This was not the first time Trump had claimed a sports moment as his own for political reasons. Trump celebrated the U.S. men’s ice hockey team’s victory over Canada at the Winter Olympics as proof America was “winning again” under his leadership, managing to turn a hockey win into a campaign ad.
Trump also infamously showed up to Game 3 of the NBA Finals in June, caused massive delays, and got booed loudly by the crowd. The Knicks lost that night, snapping a 13-game win streak. Trump skipped Game 4, and the Knicks came back from 29 points down to pull off the biggest comeback in NBA Finals history.
Nor was it the first time Infantino had rolled out the welcome mat for 47. Trump’s most recent financial disclosure showed Infantino gave him 10 tickets, worth $15,000, to last year’s FIFA Club World Cup final, where Trump joined Infantino on the field to present the trophy.

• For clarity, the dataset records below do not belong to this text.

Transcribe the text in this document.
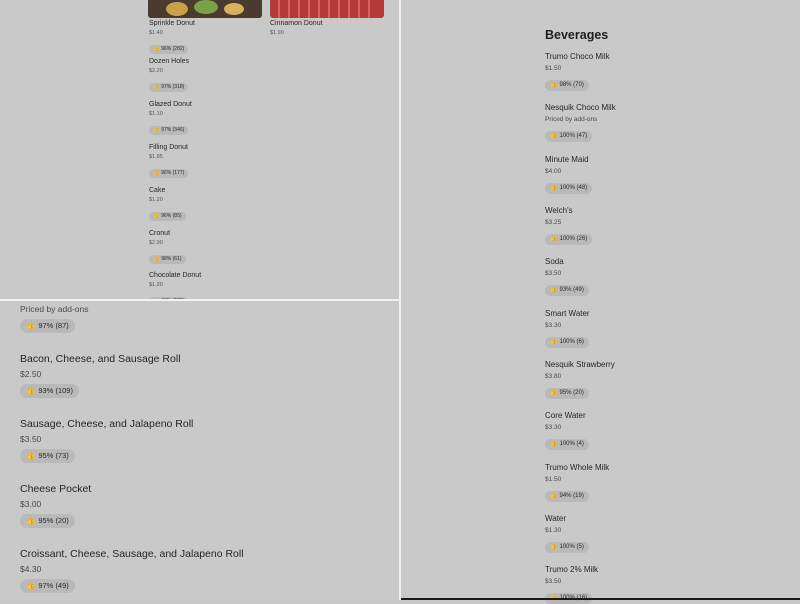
Sprinkle Donut
$1.40
👍 96% (282)
Cinnamon Donut
$1.90
Dozen Holes
$2.20
👍 97% (318)
Glazed Donut
$1.10
👍 97% (346)
Filling Donut
$1.95
👍 96% (177)
Cake
$1.20
👍 96% (85)
Cronut
$2.90
👍 98% (61)
Chocolate Donut
$1.20
Priced by add-ons
👍 97% (87)
Bacon, Cheese, and Sausage Roll
$2.50
👍 93% (109)
Sausage, Cheese, and Jalapeno Roll
$3.50
👍 95% (73)
Cheese Pocket
$3.00
👍 95% (20)
Croissant, Cheese, Sausage, and Jalapeno Roll
$4.30
👍 97% (49)
Beverages
Trumo Choco Milk
$1.50
👍 98% (70)
Nesquik Choco Milk
Priced by add-ons
👍 100% (47)
Minute Maid
$4.00
👍 100% (48)
Welch's
$3.25
👍 100% (26)
Soda
$3.50
👍 93% (49)
Smart Water
$3.30
👍 100% (6)
Nesquik Strawberry
$3.80
👍 95% (20)
Core Water
$3.30
👍 100% (4)
Trumo Whole Milk
$1.50
👍 94% (19)
Water
$1.30
👍 100% (5)
Trumo 2% Milk
$3.50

Infantino has since said Trump will help present the World Cup trophy itself on July 19. FIFA has also opened office space inside Trump Tower in New York, which is either a savvy business move or a tell. And in December, FIFA created and awarded Trump its inaugural Peace Prize, not long after Trump’s own Nobel campaign fizzled.
As one fan remarked after the embarrassing and forever tainted match with Belgium, “I’m so disillusioned. I almost don’t even care who gets the FIFA Peace Prize next year.”
Welcome to our reality
For 18 months, Americans have watched the Trump regime bend and break the rules while the Supreme Court puts its finger on the scale in his favor. As writer Anne Applebaum observed, Americans have grown so used to their president cheating and breaking rules that many missed why the rest of the world was quietly rooting for Belgium.
Over the past few days, the world finally got a sample of what it’s felt like for us under Trump.
The UEFA Europa League released a statement that could have been written by the Democrats in Congress, or by our long-suffering federal district courts. “Football, like any other sports, relies on rules, which are the basis for fair, honest and transparent competition. Sometimes rules are open to interpretation. In this case not.” The statement continued, with indignant earnestness, “When the certainty of rules is no longer guaranteed by its guardians, the integrity of the game is at stake and the credibility of a competition is undermined.”
Blatter, who himself was forced from office in 2015 amid a corruption scandal and remains suspended from FIFA activities until 2027, sounded like a Georgia election official circa November 2020: “Red cards are not overturned by political phone calls,” he declared. “They are overturned by rules, evidence and independent bodies.”
English manager Thomas Tuchel, whose own player had just been sent off, asked the question we all want answered. “Where to draw the line? That’s the question I ask and I have no answer to that — where does it end?” Downing Street, asked whether Trump’s actions were acceptable, sounded a lot like a retiring GOP senator. “Those decisions are a matter for the football world governing body and should stay that way.”
The U.S. head coach gave Sen. Susan Collins of Maine a run for her concern trophy. Mauricio Pochettino insisted Balogun’s reprieve had unfolded through a normal process, but also argued on principle that politicians shouldn’t lobby FIFA on specific matters: “We cannot mix that,” he said.
In the end, it was fitting that Balogun wound up scoring exactly zero goals. After the match was sealed, several Belgian players broke into a YMCA-like Trump dance. The Belgian federation posted a photo of the celebration, captioned “Overturn this.”
In the end, there is a lesson for us all. As noted by Prof. Steven Beschloss, who writes and reports about American politics and history, Belgium’s huge victory margin on Monday night mattered. After all, it made it hard for Trump to lie and say the game was rigged.



I like that there was an interaction between Balogun and the Belgium coach after the game. I don't think Balogun liked being in the middle of the controversial reversal and it was very classy of their coach to tell him it was not his fault. You know, classy like our president is not.
I was also not very popular in the bar I went to watch the game... apparently the only person not rooting for the US. I'm sorry, I think we've treated people from other countries very poorly and there is no reason for it. We did not deserve to have FOTUS brag about us winning as if he were personally responsible for it
The US can still win if Mike Pence has the courage.